Bui also points out that these kinds of services may become more essential, because the number of pathologists in the United States continues to decrease. A study in the Archives of Pathology and Laboratory Medicine warned that America’s pathologists are retiring faster than their replacements, and that population growth and increasing disease in an aging population will lead to a deficit of pathologists. This, the authors say, will have a negative impact on the ability of laboratory services and health care providers to deliver effective care to their patients.

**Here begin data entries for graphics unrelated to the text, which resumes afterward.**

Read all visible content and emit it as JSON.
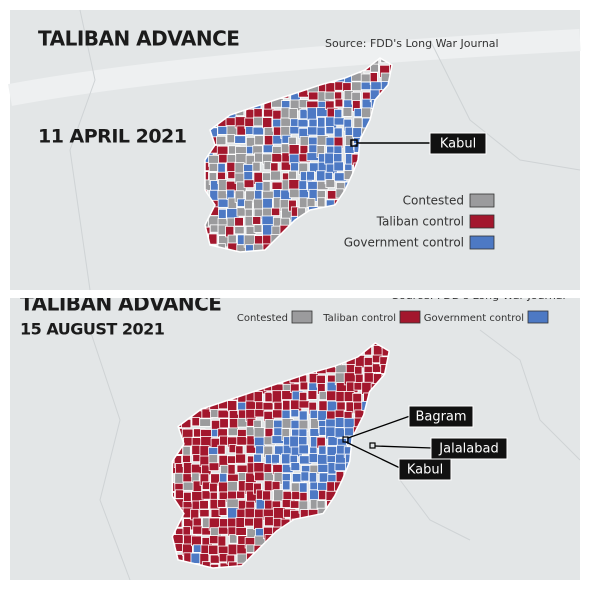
{
  "panels": [
    {
      "title": "TALIBAN ADVANCE",
      "date": "11 APRIL 2021",
      "source": "Source: FDD's Long War Journal",
      "legend": [
        {
          "label": "Contested",
          "color": "#9b9b9d"
        },
        {
          "label": "Taliban control",
          "color": "#a3172d"
        },
        {
          "label": "Government control",
          "color": "#4d79c4"
        }
      ],
      "places": [
        "Kabul"
      ]
    },
    {
      "title": "TALIBAN ADVANCE",
      "date": "15 AUGUST 2021",
      "source": "Source: FDD's Long War Journal",
      "legend": [
        {
          "label": "Contested",
          "color": "#9b9b9d"
        },
        {
          "label": "Taliban control",
          "color": "#a3172d"
        },
        {
          "label": "Government control",
          "color": "#4d79c4"
        }
      ],
      "places": [
        "Bagram",
        "Jalalabad",
        "Kabul"
      ]
    }
  ]
}
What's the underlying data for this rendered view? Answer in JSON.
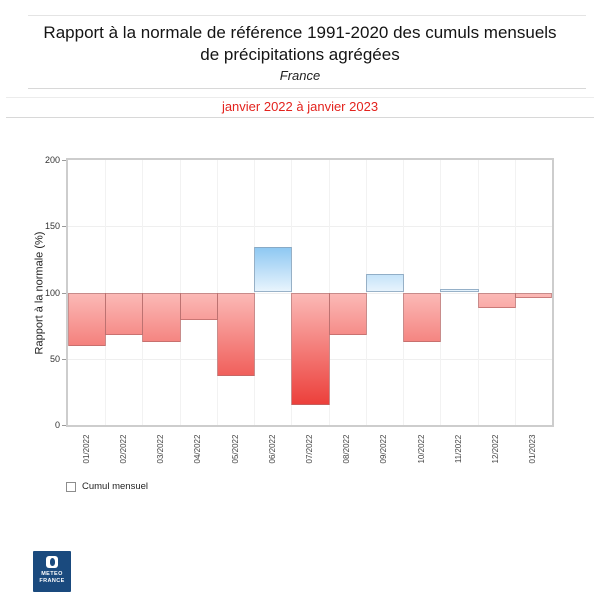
{
  "header": {
    "title_line1": "Rapport à la normale de référence 1991-2020 des cumuls mensuels",
    "title_line2": "de précipitations agrégées",
    "region": "France",
    "period": "janvier 2022 à janvier 2023",
    "period_color": "#e3231e"
  },
  "chart_data": {
    "type": "bar",
    "title": "Rapport à la normale de référence 1991-2020 des cumuls mensuels de précipitations agrégées",
    "subtitle": "France — janvier 2022 à janvier 2023",
    "xlabel": "",
    "ylabel": "Rapport à la normale (%)",
    "ylim": [
      0,
      200
    ],
    "yticks": [
      0,
      50,
      100,
      150,
      200
    ],
    "baseline": 100,
    "grid": true,
    "legend_position": "bottom-left",
    "categories": [
      "01/2022",
      "02/2022",
      "03/2022",
      "04/2022",
      "05/2022",
      "06/2022",
      "07/2022",
      "08/2022",
      "09/2022",
      "10/2022",
      "11/2022",
      "12/2022",
      "01/2023"
    ],
    "series": [
      {
        "name": "Cumul mensuel",
        "values": [
          60,
          68,
          63,
          79,
          37,
          134,
          15,
          68,
          114,
          63,
          103,
          88,
          96
        ]
      }
    ],
    "colors": {
      "deficit_gradient_at_100": "#fbb9b6",
      "deficit_gradient_at_0": "#e92722",
      "surplus_gradient_at_150": "#5fb1ec",
      "surplus_gradient_at_100": "#e8f4fd"
    }
  },
  "logo": {
    "line1": "METEO",
    "line2": "FRANCE",
    "background": "#1a4a7e"
  }
}
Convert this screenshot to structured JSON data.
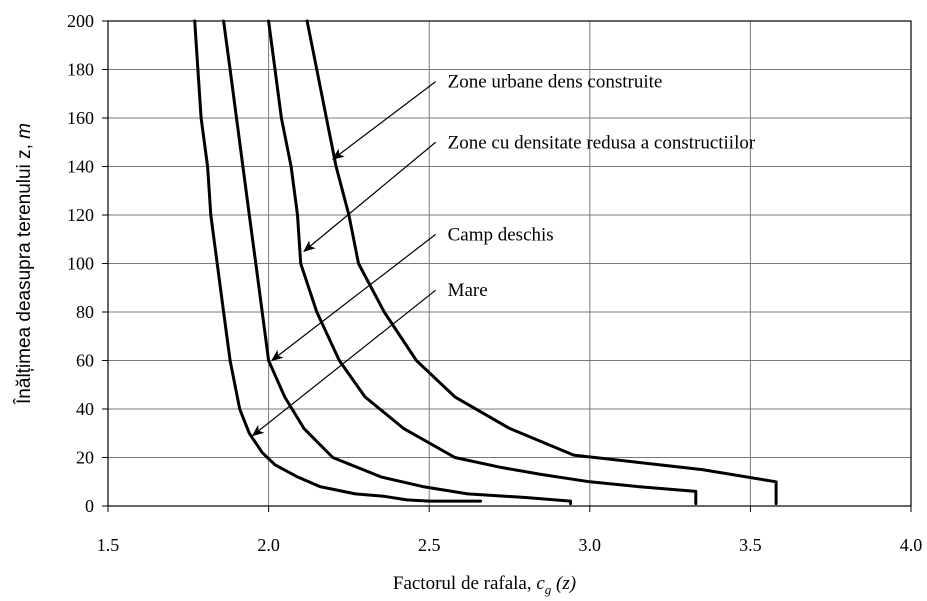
{
  "chart_data": {
    "type": "line",
    "title": "",
    "xlabel": "Factorul de rafala, c g (z)",
    "xlabel_parts": {
      "main": "Factorul de rafala, ",
      "var": "c",
      "sub": "g",
      "tail": " (z)"
    },
    "ylabel": "Înălțimea deasupra terenului z, m",
    "ylabel_parts": {
      "main": "Înălțimea deasupra terenului z, ",
      "unit": "m"
    },
    "xlim": [
      1.5,
      4.0
    ],
    "ylim": [
      0,
      200
    ],
    "xticks": [
      "1.5",
      "2.0",
      "2.5",
      "3.0",
      "3.5",
      "4.0"
    ],
    "yticks": [
      "0",
      "20",
      "40",
      "60",
      "80",
      "100",
      "120",
      "140",
      "160",
      "180",
      "200"
    ],
    "grid": true,
    "legend": "none",
    "series": [
      {
        "name": "Mare",
        "points": [
          [
            1.77,
            200
          ],
          [
            1.78,
            180
          ],
          [
            1.79,
            160
          ],
          [
            1.81,
            140
          ],
          [
            1.82,
            120
          ],
          [
            1.84,
            100
          ],
          [
            1.86,
            80
          ],
          [
            1.88,
            60
          ],
          [
            1.91,
            40
          ],
          [
            1.94,
            30
          ],
          [
            1.98,
            22
          ],
          [
            2.02,
            17
          ],
          [
            2.09,
            12
          ],
          [
            2.16,
            8
          ],
          [
            2.27,
            5
          ],
          [
            2.36,
            4
          ],
          [
            2.43,
            2.5
          ],
          [
            2.5,
            2
          ],
          [
            2.66,
            2
          ]
        ]
      },
      {
        "name": "Camp deschis",
        "points": [
          [
            1.86,
            200
          ],
          [
            1.88,
            180
          ],
          [
            1.9,
            160
          ],
          [
            1.92,
            140
          ],
          [
            1.94,
            120
          ],
          [
            1.96,
            100
          ],
          [
            1.98,
            80
          ],
          [
            2.0,
            60
          ],
          [
            2.05,
            45
          ],
          [
            2.11,
            32
          ],
          [
            2.2,
            20
          ],
          [
            2.35,
            12
          ],
          [
            2.48,
            8
          ],
          [
            2.62,
            5
          ],
          [
            2.8,
            3.5
          ],
          [
            2.94,
            2
          ],
          [
            2.94,
            1
          ]
        ]
      },
      {
        "name": "Zone cu densitate redusa a constructiilor",
        "points": [
          [
            2.0,
            200
          ],
          [
            2.02,
            180
          ],
          [
            2.04,
            160
          ],
          [
            2.07,
            140
          ],
          [
            2.09,
            120
          ],
          [
            2.1,
            100
          ],
          [
            2.15,
            80
          ],
          [
            2.22,
            60
          ],
          [
            2.3,
            45
          ],
          [
            2.42,
            32
          ],
          [
            2.58,
            20
          ],
          [
            2.72,
            16
          ],
          [
            2.85,
            13
          ],
          [
            3.0,
            10
          ],
          [
            3.15,
            8
          ],
          [
            3.33,
            6
          ],
          [
            3.33,
            1
          ]
        ]
      },
      {
        "name": "Zone urbane dens construite",
        "points": [
          [
            2.12,
            200
          ],
          [
            2.15,
            180
          ],
          [
            2.18,
            160
          ],
          [
            2.21,
            140
          ],
          [
            2.25,
            120
          ],
          [
            2.28,
            100
          ],
          [
            2.36,
            80
          ],
          [
            2.46,
            60
          ],
          [
            2.58,
            45
          ],
          [
            2.75,
            32
          ],
          [
            2.95,
            21
          ],
          [
            3.15,
            18
          ],
          [
            3.35,
            15
          ],
          [
            3.58,
            10
          ],
          [
            3.58,
            1
          ]
        ]
      }
    ],
    "annotations": [
      {
        "text": "Zone urbane dens construite",
        "target": "Zone urbane dens construite",
        "point": [
          2.2,
          143
        ],
        "from": [
          2.52,
          175
        ]
      },
      {
        "text": "Zone cu densitate redusa a constructiilor",
        "target": "Zone cu densitate redusa a constructiilor",
        "point": [
          2.11,
          105
        ],
        "from": [
          2.52,
          150
        ]
      },
      {
        "text": "Camp deschis",
        "target": "Camp deschis",
        "point": [
          2.01,
          60
        ],
        "from": [
          2.52,
          112
        ]
      },
      {
        "text": "Mare",
        "target": "Mare",
        "point": [
          1.95,
          29
        ],
        "from": [
          2.52,
          89
        ]
      }
    ],
    "colors": {
      "line": "#000000",
      "grid": "#7a7a7a",
      "frame": "#000000"
    }
  }
}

Digital pathology still has a number of challenges to address. In February 2018, Paige.AI partnered with New York City’s Memorial Sloan Kettering Cancer Center, gaining access to its collection of 25 million patient tissue slides. Subsequent reports from ProPublica and the New York Times highlighted the controversy around issues of corporate governance, potential illegality, and other areas over high-ranking members of Sloan Kettering failing to disclose financial stakes in the startup and a noncompetitive bidding process. Other concerns included the use of patient data in a for-profit venture.

“With images specifically, it has proven to be quite effective and actually more accurate than humans alone,” says Pam Dixon, executive director of the World Privacy Forum, which is focused on conducting in-depth research, analysis, and consumer education in the area of data privacy, with a focus on emerging issues. “I am in favor of proceeding very slowly, on a case-by-case basis, and I think we definitely need to be testing the science, especially in regards to images, which is something that the A.I. algorithm does very, very well.”

So, while the field is still developing, and the dynamics between profit and health care are always going to have a rightly scrutinized relationship, digital pathology offers a new field to build out as tech is applied to health care in more and more ways.

“I believe digital pathology is the cornerstone of digital health and within this ecosystem that we’re moving into,” Bui says. “How we do our job really determines how the other physicians in the health care system will do their job and will shape the field in the coming years.”